No one on board the plane was hurt, but the aircraft itself was almost totaled and prevented more C-17s from landing. The flying branch actually considered simply destroying the plane. But after consultation with Boeing, the Air Force concluded the C-17, one of just 220 in service, could be saved. Army and Air Force engineers built an earthen ramp and eased the airlifter to a corner of the base where Boeing workers could perform $70 million in repairs.
The military was tight-lipped throughout the mishap and aftermath, in part to prevent a Taliban attack on the engineers trying to repair the plane — and also perhaps because it was embarrassing. When Facebook users began speculating about the incident, a member of the recovery team named Mike Salmon issued a warning. “Not sure if everyone should be talking about this,” Salmon wrote.
And Shank wasn’t done eating airplanes.
On May 19 a 37-ton, propeller-driven C-130 coming from Kandahar on a medical evacuation mission slammed hard onto Shank’s runway, smashing its right wing and outboard engine nacelle — similar to the incident depicted above.
No one was hurt. The badly damaged plane moulders beside the runway as the Air Force investigates the incident.
There are plenty of clues. “Hard landings occur when an aircraft impact the ground while descending at a rate greater than normal,” Stars and Stripes noted.

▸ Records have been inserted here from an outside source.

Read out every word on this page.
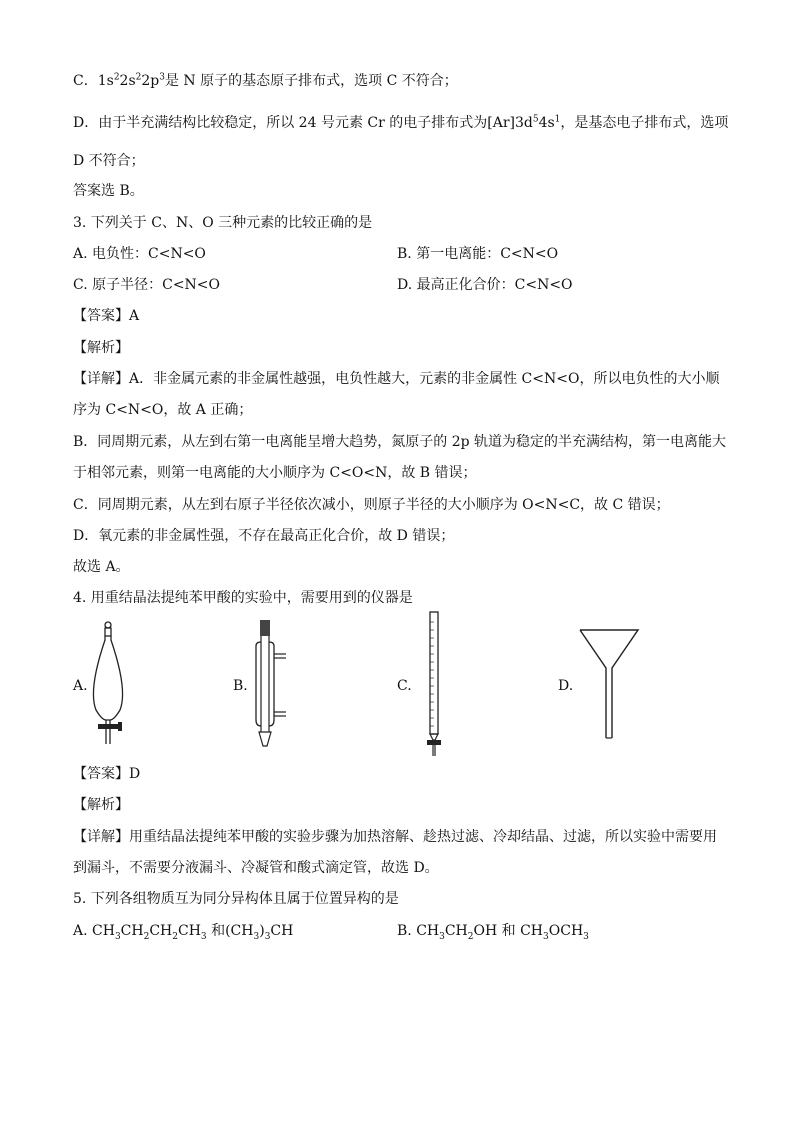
C．$1s^22s^22p^3$是 N 原子的基态原子排布式，选项 C 不符合；
D．由于半充满结构比较稳定，所以 24 号元素 Cr 的电子排布式为$[Ar]3d^54s^1$，是基态电子排布式，选项
D 不符合；
答案选 B。
3. 下列关于 C、N、O 三种元素的比较正确的是
A. 电负性：C<N<O	B. 第一电离能：C<N<O
C. 原子半径：C<N<O	D. 最高正化合价：C<N<O
【答案】A
【解析】
【详解】A．非金属元素的非金属性越强，电负性越大，元素的非金属性 C<N<O，所以电负性的大小顺
序为 C<N<O，故 A 正确；
B．同周期元素，从左到右第一电离能呈增大趋势，氮原子的 2p 轨道为稳定的半充满结构，第一电离能大
于相邻元素，则第一电离能的大小顺序为 C<O<N，故 B 错误；
C．同周期元素，从左到右原子半径依次减小，则原子半径的大小顺序为 O<N<C，故 C 错误；
D．氧元素的非金属性强，不存在最高正化合价，故 D 错误；
故选 A。
4. 用重结晶法提纯苯甲酸的实验中，需要用到的仪器是
A.	B.	C.	D.
【答案】D
【解析】
【详解】用重结晶法提纯苯甲酸的实验步骤为加热溶解、趁热过滤、冷却结晶、过滤，所以实验中需要用
到漏斗，不需要分液漏斗、冷凝管和酸式滴定管，故选 D。
5. 下列各组物质互为同分异构体且属于位置异构的是
A. $CH_3CH_2CH_2CH_3$ 和$(CH_3)_3CH$	B. $CH_3CH_2OH$ 和 $CH_3OCH_3$
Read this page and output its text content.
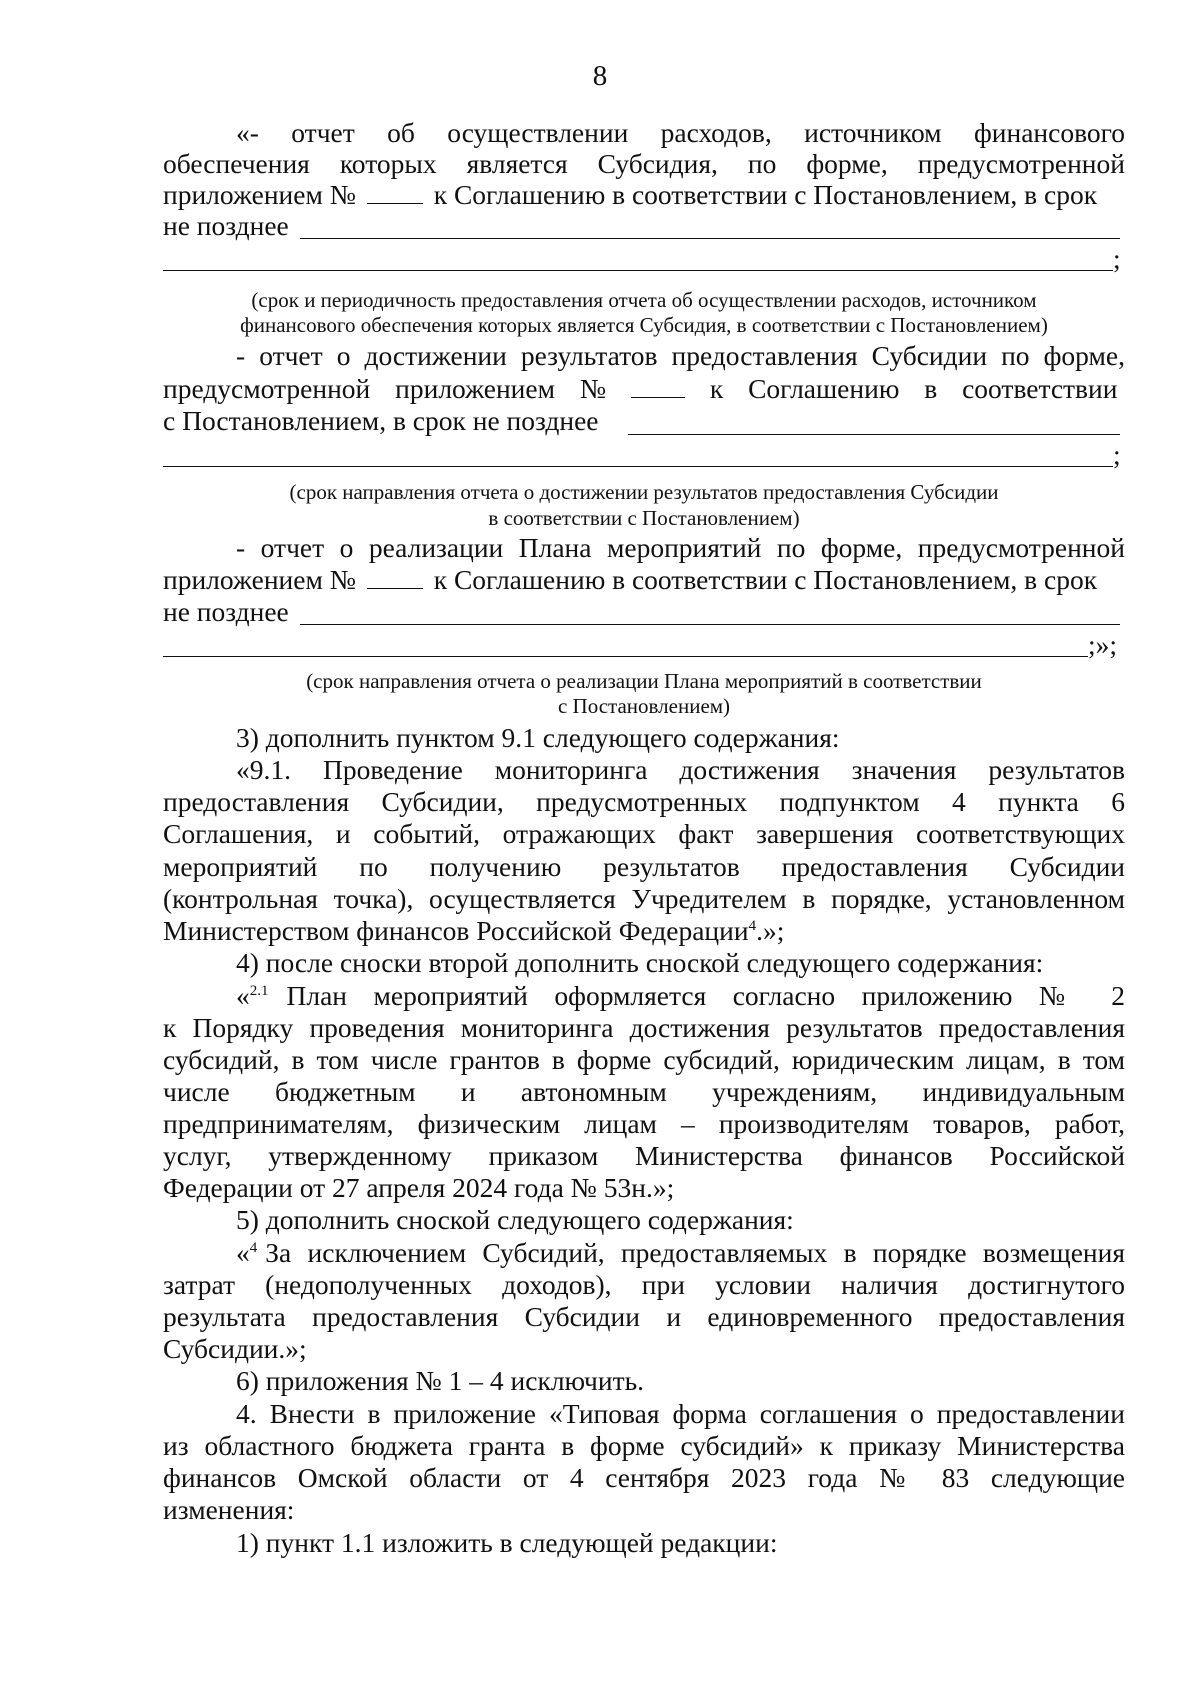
8
«- отчет об осуществлении расходов, источником финансового
обеспечения которых является Субсидия, по форме, предусмотренной
приложением №	к Соглашению в соответствии с Постановлением, в срок
не позднее
;
(срок и периодичность предоставления отчета об осуществлении расходов, источником
финансового обеспечения которых является Субсидия, в соответствии с Постановлением)
- отчет о достижении результатов предоставления Субсидии по форме,
предусмотренной приложением №	к Соглашению в соответствии
с Постановлением, в срок не позднее
;
(срок направления отчета о достижении результатов предоставления Субсидии
в соответствии с Постановлением)
- отчет о реализации Плана мероприятий по форме, предусмотренной
приложением №	к Соглашению в соответствии с Постановлением, в срок
не позднее
;»;
(срок направления отчета о реализации Плана мероприятий в соответствии
с Постановлением)
3) дополнить пунктом 9.1 следующего содержания:
«9.1. Проведение мониторинга достижения значения результатов
предоставления Субсидии, предусмотренных подпунктом 4 пункта 6
Соглашения, и событий, отражающих факт завершения соответствующих
мероприятий по получению результатов предоставления Субсидии
(контрольная точка), осуществляется Учредителем в порядке, установленном
Министерством финансов Российской Федерации$^4$.»;
4) после сноски второй дополнить сноской следующего содержания:
«$^{2.1}$ План мероприятий оформляется согласно приложению № 2
к Порядку проведения мониторинга достижения результатов предоставления
субсидий, в том числе грантов в форме субсидий, юридическим лицам, в том
числе бюджетным и автономным учреждениям, индивидуальным
предпринимателям, физическим лицам – производителям товаров, работ,
услуг, утвержденному приказом Министерства финансов Российской
Федерации от 27 апреля 2024 года № 53н.»;
5) дополнить сноской следующего содержания:
«$^4$ За исключением Субсидий, предоставляемых в порядке возмещения
затрат (недополученных доходов), при условии наличия достигнутого
результата предоставления Субсидии и единовременного предоставления
Субсидии.»;
6) приложения № 1 – 4 исключить.
4. Внести в приложение «Типовая форма соглашения о предоставлении
из областного бюджета гранта в форме субсидий» к приказу Министерства
финансов Омской области от 4 сентября 2023 года № 83 следующие
изменения:
1) пункт 1.1 изложить в следующей редакции:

A C-130 needs just 3,000 feet or fewer to land. At 7,000 feet, Shank’s runway is long enough, in theory. But in Shank’s thin, high-altitude air, some pilots might prefer to extend their drag-inducing flaps, swapping landing distance for a higher rate of descent.
Known to pilots as “max effort landings,” these quick touch-downs can be dangerous. After one violent max effort landing, a passenger scolded pilot L.D. Alford. “You’re walking away from it, aren’t you?” Alford shot back.
At Shank the C-130's crew and passengers walked away but the plane could be a total write-off — and the latest victim of an unforgiving airstrip in an unforgiving country after more than a decade of war.